Another fix for Salesforce perm sync (#4432)

* Another fix for Salesforce perm sync * typing
2025-06-18 20:10:58 +02:00 · 2025-04-02 11:08:40 -07:00 · 2025-04-02 11:08:40 -07:00 · 7ec04484d4
commit 7ec04484d4
parent 1cf966ecc1
2 changed files with 24 additions and 11 deletions
--- a/backend/ee/onyx/external_permissions/post_query_censoring.py
+++ b/backend/ee/onyx/external_permissions/post_query_censoring.py
@ -55,7 +55,7 @@ def _post_query_chunk_censoring(
        # if user is None, permissions are not enforced
        return chunks

-    chunks_to_keep = []
+    final_chunk_dict: dict[str, InferenceChunk] = {}
    chunks_to_process: dict[DocumentSource, list[InferenceChunk]] = {}

    sources_to_censor = _get_all_censoring_enabled_sources()
@ -64,7 +64,7 @@ def _post_query_chunk_censoring(
        if chunk.source_type in sources_to_censor:
            chunks_to_process.setdefault(chunk.source_type, []).append(chunk)
        else:
-            chunks_to_keep.append(chunk)
+            final_chunk_dict[chunk.unique_id] = chunk

    # For each source, filter out the chunks using the permission
    # check function for that source
@ -79,6 +79,16 @@ def _post_query_chunk_censoring(
                f" chunks for this source and continuing: {e}"
            )
            continue
-        chunks_to_keep.extend(censored_chunks)

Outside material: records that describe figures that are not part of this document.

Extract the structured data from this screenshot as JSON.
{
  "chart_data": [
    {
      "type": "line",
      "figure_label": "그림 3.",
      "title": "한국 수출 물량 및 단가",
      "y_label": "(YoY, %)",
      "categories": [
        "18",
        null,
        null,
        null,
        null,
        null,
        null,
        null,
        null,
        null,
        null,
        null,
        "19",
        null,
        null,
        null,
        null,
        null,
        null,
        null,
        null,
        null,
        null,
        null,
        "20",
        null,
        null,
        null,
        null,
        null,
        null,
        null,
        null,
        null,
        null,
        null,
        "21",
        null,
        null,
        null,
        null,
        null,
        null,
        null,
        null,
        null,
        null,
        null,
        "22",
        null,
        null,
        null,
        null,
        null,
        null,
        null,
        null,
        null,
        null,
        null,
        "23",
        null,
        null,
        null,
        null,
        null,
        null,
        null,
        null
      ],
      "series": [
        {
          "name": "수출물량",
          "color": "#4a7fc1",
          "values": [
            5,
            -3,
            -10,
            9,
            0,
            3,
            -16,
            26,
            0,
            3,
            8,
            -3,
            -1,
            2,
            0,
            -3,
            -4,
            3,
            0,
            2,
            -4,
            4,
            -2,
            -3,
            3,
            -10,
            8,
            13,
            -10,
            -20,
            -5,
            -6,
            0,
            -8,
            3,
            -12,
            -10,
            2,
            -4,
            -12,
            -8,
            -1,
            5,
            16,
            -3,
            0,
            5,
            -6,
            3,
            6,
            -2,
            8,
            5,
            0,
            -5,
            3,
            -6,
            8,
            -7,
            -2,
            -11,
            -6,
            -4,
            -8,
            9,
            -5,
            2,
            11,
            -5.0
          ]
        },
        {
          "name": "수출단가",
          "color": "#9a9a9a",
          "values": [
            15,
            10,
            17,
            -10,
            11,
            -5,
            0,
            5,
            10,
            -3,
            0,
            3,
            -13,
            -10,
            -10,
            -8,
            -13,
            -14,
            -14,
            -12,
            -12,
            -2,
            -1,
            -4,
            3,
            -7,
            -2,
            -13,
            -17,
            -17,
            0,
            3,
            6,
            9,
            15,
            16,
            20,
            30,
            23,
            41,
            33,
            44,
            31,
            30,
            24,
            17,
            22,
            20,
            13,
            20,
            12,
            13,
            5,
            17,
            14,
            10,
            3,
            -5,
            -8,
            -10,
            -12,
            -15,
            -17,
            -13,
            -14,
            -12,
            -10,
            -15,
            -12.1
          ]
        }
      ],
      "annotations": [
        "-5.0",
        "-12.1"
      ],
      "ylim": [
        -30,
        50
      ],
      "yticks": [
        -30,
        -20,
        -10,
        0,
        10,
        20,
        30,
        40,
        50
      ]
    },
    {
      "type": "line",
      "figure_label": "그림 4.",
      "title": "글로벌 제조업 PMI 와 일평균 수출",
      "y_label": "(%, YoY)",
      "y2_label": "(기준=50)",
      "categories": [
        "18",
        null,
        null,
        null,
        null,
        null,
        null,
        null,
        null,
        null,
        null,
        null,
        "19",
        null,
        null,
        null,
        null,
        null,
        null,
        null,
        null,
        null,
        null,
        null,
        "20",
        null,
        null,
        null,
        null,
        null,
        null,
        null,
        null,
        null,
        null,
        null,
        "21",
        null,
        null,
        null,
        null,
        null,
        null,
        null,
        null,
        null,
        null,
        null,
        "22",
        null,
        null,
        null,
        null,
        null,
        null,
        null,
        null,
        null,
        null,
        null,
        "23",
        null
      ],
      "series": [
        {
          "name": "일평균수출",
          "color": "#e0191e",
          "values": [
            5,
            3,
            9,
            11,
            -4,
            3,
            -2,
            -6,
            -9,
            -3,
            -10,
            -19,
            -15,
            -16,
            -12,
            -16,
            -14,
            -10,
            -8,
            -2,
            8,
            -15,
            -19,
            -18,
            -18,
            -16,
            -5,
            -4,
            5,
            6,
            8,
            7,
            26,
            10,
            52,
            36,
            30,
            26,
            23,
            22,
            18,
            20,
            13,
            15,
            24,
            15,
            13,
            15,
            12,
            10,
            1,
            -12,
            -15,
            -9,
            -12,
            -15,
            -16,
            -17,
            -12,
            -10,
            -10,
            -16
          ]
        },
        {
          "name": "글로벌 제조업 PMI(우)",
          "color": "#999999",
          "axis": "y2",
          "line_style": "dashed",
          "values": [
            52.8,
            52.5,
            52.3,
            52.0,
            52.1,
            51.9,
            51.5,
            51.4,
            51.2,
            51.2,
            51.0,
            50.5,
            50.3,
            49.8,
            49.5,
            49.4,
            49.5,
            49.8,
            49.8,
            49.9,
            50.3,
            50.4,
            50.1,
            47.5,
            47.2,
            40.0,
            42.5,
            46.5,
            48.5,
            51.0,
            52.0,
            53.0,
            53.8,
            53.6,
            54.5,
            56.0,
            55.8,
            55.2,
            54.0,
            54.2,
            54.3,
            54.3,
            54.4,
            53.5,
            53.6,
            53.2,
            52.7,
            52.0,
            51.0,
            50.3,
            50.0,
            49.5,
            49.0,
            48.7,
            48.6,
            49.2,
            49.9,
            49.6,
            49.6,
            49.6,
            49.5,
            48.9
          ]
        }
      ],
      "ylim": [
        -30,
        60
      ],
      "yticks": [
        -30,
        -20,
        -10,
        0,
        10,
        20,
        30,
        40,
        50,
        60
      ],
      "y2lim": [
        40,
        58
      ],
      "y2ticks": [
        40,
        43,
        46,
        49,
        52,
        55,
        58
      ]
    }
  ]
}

-    return chunks_to_keep
+        for censored_chunk in censored_chunks:
+            final_chunk_dict[censored_chunk.unique_id] = censored_chunk
+
+    # IMPORTANT: make sure to retain the same ordering as the original `chunks` passed in
+    final_chunk_list: list[InferenceChunk] = []
+    for chunk in chunks:
+        # only if the chunk is in the final censored chunks, add it to the final list
+        # if it is missing, that means it was intentionally left out
+        if chunk.unique_id in final_chunk_dict:
+            final_chunk_list.append(final_chunk_dict[chunk.unique_id])
+
+    return final_chunk_list
--- a/backend/onyx/context/search/pipeline.py
+++ b/backend/onyx/context/search/pipeline.py
@ -227,13 +227,16 @@ class SearchPipeline:

        # If ee is enabled, censor the chunk sections based on user access
        # Otherwise, return the retrieved chunks
-        censored_chunks = fetch_ee_implementation_or_noop(
+        censored_chunks = cast(
+            list[InferenceChunk],
+            fetch_ee_implementation_or_noop(
                "onyx.external_permissions.post_query_censoring",
                "_post_query_chunk_censoring",
                retrieved_chunks,
            )(
                chunks=retrieved_chunks,
                user=self.user,
+            ),
        )

        above = self.search_query.chunks_above